Image-guided needle biopsy has gained favor as an accurate and clinically useful technique that is efficient and cost-effective.
Specialty specifics
Dr. Weber concluded with a rundown of “mistakes to avoid, by specialty.” In the general orthopaedic setting, such errors could include excising a lipoma or cyst without imaging, or débriding an abscess without appropriate clinical or imaging confirmation.
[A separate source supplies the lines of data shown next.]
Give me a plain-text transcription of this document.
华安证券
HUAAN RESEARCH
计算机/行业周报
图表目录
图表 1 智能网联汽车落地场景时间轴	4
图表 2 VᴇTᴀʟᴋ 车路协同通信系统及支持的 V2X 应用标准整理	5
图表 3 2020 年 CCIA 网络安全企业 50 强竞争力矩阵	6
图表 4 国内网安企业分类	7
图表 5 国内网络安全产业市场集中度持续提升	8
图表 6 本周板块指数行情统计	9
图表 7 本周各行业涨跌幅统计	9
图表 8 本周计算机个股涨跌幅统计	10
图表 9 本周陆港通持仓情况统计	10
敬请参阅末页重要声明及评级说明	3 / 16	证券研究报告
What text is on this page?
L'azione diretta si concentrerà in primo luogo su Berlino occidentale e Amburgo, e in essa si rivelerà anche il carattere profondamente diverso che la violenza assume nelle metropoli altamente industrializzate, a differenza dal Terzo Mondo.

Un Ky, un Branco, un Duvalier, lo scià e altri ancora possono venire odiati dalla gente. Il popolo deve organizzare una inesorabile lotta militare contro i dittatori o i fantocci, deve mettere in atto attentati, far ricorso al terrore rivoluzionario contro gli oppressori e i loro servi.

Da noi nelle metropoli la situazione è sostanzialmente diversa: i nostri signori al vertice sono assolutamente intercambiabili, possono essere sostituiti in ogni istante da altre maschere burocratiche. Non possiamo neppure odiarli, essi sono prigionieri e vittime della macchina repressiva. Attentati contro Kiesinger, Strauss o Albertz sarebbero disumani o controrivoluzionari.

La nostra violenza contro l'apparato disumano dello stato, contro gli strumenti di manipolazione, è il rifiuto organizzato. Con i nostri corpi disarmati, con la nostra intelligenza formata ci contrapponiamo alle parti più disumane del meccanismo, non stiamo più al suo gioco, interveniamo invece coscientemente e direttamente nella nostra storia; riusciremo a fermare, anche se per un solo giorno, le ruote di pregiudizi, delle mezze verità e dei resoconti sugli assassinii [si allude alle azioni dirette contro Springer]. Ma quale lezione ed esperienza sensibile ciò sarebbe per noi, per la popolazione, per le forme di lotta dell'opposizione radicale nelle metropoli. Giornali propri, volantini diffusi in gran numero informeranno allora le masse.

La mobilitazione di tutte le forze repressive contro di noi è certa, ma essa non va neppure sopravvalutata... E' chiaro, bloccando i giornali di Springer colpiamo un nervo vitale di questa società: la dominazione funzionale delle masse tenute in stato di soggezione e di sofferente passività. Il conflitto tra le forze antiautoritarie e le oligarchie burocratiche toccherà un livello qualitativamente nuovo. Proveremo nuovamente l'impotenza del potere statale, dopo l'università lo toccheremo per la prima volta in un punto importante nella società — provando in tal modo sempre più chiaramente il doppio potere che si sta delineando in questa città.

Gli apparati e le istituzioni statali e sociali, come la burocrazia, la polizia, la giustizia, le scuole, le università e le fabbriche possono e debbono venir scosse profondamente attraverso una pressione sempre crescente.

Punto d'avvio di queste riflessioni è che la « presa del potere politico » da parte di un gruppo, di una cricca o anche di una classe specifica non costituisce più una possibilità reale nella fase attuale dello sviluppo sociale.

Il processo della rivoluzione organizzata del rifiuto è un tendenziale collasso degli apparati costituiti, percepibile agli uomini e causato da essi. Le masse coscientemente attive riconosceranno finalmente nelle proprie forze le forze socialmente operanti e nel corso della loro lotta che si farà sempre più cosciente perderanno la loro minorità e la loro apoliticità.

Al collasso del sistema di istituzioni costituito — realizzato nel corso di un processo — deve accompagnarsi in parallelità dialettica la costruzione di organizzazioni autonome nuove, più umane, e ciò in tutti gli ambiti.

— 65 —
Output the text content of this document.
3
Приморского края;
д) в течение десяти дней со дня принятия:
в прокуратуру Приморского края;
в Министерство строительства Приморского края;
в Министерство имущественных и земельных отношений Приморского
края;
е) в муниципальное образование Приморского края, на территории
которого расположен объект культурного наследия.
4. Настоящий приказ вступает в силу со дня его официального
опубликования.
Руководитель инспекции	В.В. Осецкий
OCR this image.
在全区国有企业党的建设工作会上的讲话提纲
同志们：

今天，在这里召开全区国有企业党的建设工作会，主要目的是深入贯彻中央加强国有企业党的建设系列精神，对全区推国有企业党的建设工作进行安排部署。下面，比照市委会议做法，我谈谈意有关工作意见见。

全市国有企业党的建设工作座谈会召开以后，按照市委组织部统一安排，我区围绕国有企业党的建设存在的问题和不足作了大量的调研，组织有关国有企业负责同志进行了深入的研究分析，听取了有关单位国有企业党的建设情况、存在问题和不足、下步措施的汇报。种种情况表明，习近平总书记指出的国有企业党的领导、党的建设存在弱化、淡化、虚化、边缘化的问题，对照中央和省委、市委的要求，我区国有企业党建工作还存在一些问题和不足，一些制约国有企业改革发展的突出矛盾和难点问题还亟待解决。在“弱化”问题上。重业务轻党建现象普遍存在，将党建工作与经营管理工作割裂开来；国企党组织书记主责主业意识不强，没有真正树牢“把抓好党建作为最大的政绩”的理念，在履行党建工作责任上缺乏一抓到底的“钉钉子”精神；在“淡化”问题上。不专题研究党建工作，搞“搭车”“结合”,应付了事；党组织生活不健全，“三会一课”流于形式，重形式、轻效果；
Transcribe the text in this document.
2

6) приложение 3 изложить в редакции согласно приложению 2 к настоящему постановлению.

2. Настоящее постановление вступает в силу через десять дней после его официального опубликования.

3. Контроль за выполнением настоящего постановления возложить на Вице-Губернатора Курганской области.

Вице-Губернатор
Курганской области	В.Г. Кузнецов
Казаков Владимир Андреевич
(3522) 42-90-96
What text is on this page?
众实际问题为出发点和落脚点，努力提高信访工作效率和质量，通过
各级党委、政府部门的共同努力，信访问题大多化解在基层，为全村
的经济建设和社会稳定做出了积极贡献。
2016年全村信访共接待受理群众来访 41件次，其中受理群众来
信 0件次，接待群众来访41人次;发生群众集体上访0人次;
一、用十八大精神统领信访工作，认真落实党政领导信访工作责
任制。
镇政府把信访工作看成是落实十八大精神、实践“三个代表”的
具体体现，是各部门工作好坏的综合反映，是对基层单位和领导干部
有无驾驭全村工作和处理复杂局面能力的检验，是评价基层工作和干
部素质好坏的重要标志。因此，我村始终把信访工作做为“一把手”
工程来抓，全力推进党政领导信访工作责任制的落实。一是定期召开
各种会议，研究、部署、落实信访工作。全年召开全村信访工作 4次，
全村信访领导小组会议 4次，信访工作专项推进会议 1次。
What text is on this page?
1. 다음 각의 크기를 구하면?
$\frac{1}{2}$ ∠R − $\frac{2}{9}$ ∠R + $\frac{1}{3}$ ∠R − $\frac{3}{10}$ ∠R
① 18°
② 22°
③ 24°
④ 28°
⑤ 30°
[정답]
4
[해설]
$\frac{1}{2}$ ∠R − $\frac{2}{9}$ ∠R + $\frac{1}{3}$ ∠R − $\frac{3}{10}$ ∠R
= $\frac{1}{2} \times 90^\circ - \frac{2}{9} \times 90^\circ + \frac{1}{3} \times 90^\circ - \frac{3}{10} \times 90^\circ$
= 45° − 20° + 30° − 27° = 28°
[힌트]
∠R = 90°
Under adult reconstruction, Dr. Weber showed the case of a woman with a popliteal mass that was noted 1.5 years previously to be classified as a Baker cyst based on MRI without contrast. After it continued to grow, MRI with and without contrast and then needle biopsy revealed it to be myxoid liposarcoma. “Noncontrast MRI will not differentiate solid and cystic lesions with 100 percent accuracy,” Dr. Weber said.
In sports medicine, most pain symptoms are the result of injury. However, if symptoms persist despite conservative management, further workup and imaging should be performed.
In trauma cases, Dr. Weber advised, longstanding draining wounds may camouflage squamous cell carcinoma. “When there is a change in appearance with more hypertrophic tissue, you have to start worrying about transformation,” she said. “You need to biopsy the lesion.”
In pediatrics, an initial traumatic injury may lead to a mindset that an associated, persistent mass is related to the initial trauma, but it may be revealed by MRI and biopsy to be a coinciding malignant process.